A professional photographer recently asked me this question:
“I’m in the position where I can pick and choose the work I want to do. I’m confident that I will have several enquiries for a date in the diary and that all the dates I want to work will be filled. How do I tell a potential client I’m not interested in their enquiry? It’s not always the case that I already have a booking for that date, and it may be some way into the conversation before I realise they’re not for me.”
It’s a dilemma that is probably familiar to many of us: how to say “No” without risking offence?
You have to remember that an enquiry doesn’t hold either of you to anything. It’s a preliminary discussion between you and your potential client to find out if you are the right match for each other, and agree on the way forward.
There’s a temptation to accept any offer of work that comes your way. Even when you’re established, it can still feel difficult to turn offers down. What you mustn’t forget is that accepting work which is not right for you, or if you’re not right for the client, dramatically increases the risk of an unhappy client.
Also, if the number of enquiries you’re accepting exceeds the number of days you want to work, that risks damaging your reputation and your existing client relationships. It is time to protect yourself. Change your thinking to “I’m only taking the work that’s right for me.” Instead of saying “Yes” to every enquiry, say “Maybe, tell me more.” Consider each proposal in depth before committing.

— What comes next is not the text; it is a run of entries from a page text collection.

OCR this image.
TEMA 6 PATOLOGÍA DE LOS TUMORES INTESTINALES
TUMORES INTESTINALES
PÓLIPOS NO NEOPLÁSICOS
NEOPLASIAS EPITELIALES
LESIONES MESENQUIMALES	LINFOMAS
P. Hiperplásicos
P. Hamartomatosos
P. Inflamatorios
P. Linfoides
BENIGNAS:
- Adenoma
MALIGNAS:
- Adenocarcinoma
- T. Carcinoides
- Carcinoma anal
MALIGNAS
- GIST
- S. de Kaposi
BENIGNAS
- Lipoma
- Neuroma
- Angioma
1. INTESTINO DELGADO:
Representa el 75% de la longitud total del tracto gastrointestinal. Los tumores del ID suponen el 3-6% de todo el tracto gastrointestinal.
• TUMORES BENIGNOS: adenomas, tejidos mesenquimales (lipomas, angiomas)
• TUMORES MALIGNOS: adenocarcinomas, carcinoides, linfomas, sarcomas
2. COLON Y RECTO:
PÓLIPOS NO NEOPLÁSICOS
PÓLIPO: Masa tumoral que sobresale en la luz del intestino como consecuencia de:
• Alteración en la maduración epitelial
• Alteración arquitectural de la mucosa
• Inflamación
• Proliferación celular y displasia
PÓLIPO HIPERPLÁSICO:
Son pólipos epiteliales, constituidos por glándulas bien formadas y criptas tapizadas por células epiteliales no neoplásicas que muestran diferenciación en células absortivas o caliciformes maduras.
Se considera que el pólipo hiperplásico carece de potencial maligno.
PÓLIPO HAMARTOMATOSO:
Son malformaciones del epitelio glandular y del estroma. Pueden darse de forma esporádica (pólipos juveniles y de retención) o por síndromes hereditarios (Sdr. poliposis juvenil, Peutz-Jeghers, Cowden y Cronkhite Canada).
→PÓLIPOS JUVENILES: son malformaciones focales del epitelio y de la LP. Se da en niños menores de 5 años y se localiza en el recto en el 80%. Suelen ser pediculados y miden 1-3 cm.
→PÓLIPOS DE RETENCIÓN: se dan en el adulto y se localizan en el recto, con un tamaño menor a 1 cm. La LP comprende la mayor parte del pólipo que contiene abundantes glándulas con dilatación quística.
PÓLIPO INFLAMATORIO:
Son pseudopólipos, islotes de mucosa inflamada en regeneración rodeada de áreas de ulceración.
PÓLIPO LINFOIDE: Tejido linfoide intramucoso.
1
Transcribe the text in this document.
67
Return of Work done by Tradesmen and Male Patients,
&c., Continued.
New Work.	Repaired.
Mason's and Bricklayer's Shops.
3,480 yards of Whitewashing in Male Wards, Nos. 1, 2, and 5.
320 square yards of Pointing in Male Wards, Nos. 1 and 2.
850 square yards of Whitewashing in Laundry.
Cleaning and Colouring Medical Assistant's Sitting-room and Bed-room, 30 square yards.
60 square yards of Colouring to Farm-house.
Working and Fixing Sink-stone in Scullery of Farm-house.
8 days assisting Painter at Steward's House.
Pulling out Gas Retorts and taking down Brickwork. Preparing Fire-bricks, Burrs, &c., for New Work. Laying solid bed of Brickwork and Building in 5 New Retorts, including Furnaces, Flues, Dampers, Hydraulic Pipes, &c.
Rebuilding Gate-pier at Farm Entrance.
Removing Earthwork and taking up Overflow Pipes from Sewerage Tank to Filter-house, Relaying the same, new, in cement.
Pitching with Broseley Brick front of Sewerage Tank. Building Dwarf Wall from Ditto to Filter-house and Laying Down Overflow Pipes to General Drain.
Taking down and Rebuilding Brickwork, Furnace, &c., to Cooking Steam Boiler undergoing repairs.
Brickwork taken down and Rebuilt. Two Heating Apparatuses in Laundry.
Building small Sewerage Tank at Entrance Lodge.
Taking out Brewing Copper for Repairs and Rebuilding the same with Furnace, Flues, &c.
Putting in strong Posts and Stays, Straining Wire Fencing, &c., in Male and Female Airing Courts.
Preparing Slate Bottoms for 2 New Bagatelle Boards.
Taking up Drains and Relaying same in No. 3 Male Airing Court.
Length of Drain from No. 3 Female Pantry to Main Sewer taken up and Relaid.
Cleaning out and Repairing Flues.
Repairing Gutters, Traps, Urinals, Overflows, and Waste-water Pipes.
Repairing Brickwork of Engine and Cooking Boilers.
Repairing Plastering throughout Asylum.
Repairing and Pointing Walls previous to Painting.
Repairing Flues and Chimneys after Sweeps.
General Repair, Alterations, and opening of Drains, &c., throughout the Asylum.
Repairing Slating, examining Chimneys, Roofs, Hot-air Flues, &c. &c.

Your client will likely have a deadline. So, if the project isn’t right for you or you’re not the right fit for them, it’s important you let them know promptly so they can move on and find someone else to supply the service. They will appreciate your honesty.
“Sorry, but I’m not the right photographer for you.”
Now you will be able to concentrate on the enquiries you want to undertake, with a clear conscience and your reputation intact.